Run a sequential data pipeline according to the following steps:
- The model is partitioned into subgraphs according to
sequential_targets
- Data passes through each subgraph sequentially. Data is passed through each subgraph twice, once to trigger calibration hooks, then a second time in order to capture activations after quantization has occurred through hooks.
- The intermediate activations between each subgraph are cached and offloaded to the cpu between each batch in order to save memory
This pipeline requires that the model be traceable with respect to data from the data loader. This may be an issue for vision models with vision datasets, due to specialized input processing in the model.

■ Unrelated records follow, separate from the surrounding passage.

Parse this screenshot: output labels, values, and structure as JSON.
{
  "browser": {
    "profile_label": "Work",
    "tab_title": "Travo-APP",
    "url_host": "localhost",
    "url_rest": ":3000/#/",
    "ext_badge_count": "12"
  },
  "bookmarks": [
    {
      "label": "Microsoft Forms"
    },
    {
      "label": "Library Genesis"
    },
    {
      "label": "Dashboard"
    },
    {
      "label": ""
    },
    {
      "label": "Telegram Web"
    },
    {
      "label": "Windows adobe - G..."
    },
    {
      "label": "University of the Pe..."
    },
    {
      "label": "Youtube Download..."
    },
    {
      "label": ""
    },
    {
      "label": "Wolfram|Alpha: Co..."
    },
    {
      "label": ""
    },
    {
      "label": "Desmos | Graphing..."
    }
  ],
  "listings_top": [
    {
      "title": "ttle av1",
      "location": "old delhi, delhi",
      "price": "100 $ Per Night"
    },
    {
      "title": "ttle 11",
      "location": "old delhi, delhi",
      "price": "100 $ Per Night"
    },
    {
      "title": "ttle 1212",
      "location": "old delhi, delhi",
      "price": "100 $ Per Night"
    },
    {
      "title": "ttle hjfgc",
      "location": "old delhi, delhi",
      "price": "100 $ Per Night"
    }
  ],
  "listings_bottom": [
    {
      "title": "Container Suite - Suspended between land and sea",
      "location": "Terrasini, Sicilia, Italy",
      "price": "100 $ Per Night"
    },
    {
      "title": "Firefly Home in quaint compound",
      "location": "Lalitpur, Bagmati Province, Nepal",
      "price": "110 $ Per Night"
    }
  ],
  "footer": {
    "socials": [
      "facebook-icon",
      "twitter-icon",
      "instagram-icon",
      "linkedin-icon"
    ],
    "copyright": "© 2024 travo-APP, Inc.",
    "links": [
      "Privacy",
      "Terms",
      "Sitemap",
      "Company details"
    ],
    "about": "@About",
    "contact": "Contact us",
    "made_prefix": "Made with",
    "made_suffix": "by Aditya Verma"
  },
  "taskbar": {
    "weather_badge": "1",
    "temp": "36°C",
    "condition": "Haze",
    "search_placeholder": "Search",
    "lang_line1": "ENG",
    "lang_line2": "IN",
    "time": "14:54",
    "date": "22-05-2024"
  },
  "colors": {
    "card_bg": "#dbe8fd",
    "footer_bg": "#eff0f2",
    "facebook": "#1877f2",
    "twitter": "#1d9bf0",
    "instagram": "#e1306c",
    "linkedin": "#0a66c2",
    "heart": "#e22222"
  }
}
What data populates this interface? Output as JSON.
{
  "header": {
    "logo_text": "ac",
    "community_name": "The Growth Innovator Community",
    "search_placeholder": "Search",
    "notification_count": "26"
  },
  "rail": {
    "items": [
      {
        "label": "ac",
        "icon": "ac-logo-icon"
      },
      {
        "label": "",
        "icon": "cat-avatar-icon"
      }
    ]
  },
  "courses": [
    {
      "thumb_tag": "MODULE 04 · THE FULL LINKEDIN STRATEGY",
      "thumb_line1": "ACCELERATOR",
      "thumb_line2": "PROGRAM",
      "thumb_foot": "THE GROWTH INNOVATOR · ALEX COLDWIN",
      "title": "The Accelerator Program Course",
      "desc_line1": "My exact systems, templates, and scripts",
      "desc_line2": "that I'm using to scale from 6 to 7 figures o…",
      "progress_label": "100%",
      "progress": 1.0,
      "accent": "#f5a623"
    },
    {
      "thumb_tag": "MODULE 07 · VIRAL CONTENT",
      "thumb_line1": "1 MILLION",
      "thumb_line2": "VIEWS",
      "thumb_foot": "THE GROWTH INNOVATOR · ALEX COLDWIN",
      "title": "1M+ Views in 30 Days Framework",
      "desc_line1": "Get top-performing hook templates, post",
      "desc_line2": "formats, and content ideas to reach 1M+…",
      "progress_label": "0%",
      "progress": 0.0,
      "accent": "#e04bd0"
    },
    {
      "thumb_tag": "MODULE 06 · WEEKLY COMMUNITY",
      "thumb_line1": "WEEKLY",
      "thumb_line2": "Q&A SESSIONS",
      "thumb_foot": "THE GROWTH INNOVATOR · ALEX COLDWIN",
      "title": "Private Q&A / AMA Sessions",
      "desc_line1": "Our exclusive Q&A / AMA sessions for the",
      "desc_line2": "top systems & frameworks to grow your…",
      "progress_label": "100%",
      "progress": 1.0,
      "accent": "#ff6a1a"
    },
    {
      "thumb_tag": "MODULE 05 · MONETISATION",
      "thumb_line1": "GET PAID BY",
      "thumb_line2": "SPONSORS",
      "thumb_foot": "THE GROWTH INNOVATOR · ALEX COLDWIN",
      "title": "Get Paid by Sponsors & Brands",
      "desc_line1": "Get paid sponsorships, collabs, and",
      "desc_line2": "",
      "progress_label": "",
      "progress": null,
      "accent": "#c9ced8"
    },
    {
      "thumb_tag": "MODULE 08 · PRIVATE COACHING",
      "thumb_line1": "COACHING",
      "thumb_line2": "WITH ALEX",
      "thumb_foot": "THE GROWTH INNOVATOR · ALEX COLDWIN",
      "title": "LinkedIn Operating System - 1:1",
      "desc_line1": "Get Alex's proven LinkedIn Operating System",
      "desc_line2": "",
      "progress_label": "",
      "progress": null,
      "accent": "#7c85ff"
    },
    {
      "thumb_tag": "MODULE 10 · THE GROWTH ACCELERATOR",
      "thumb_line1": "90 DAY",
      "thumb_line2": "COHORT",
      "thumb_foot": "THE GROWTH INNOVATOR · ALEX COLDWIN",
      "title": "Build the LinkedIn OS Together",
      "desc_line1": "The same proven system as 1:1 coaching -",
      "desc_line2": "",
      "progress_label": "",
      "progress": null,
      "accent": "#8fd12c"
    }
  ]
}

In the event that tracing fails, a torch.fx.proxy.TraceError will be raised. A model can be made traceable by wrapping the untraceable functions (see llmcompressor.transformers.tracing)
Parameters:
Name | Type | Description | Default |
model | Module | | required |
dataloader | DataLoader | loads data for calibration | required |
dataset_args | DatasetArguments | dataset arguments relevant to pipelines | required |
Source code in src/llmcompressor/pipelines/sequential/pipeline.py
| @staticmethod
def __call__(
model: torch.nn.Module, dataloader: DataLoader, dataset_args: "DatasetArguments"
):
"""
Run a sequential data pipeline according to the following steps:
1. The model is partitioned into subgraphs according to `sequential_targets`
2. Data passes through each subgraph sequentially. Data is passed through each
subgraph twice, once to trigger calibration hooks, then a second time in
order to capture activations after quantization has occurred through hooks.
3. The intermediate activations between each subgraph are cached and offloaded
to the cpu between each batch in order to save memory
This pipeline requires that the model be traceable with respect to data from the
data loader. This may be an issue for vision models with vision datasets, due
to specialized input processing in the model.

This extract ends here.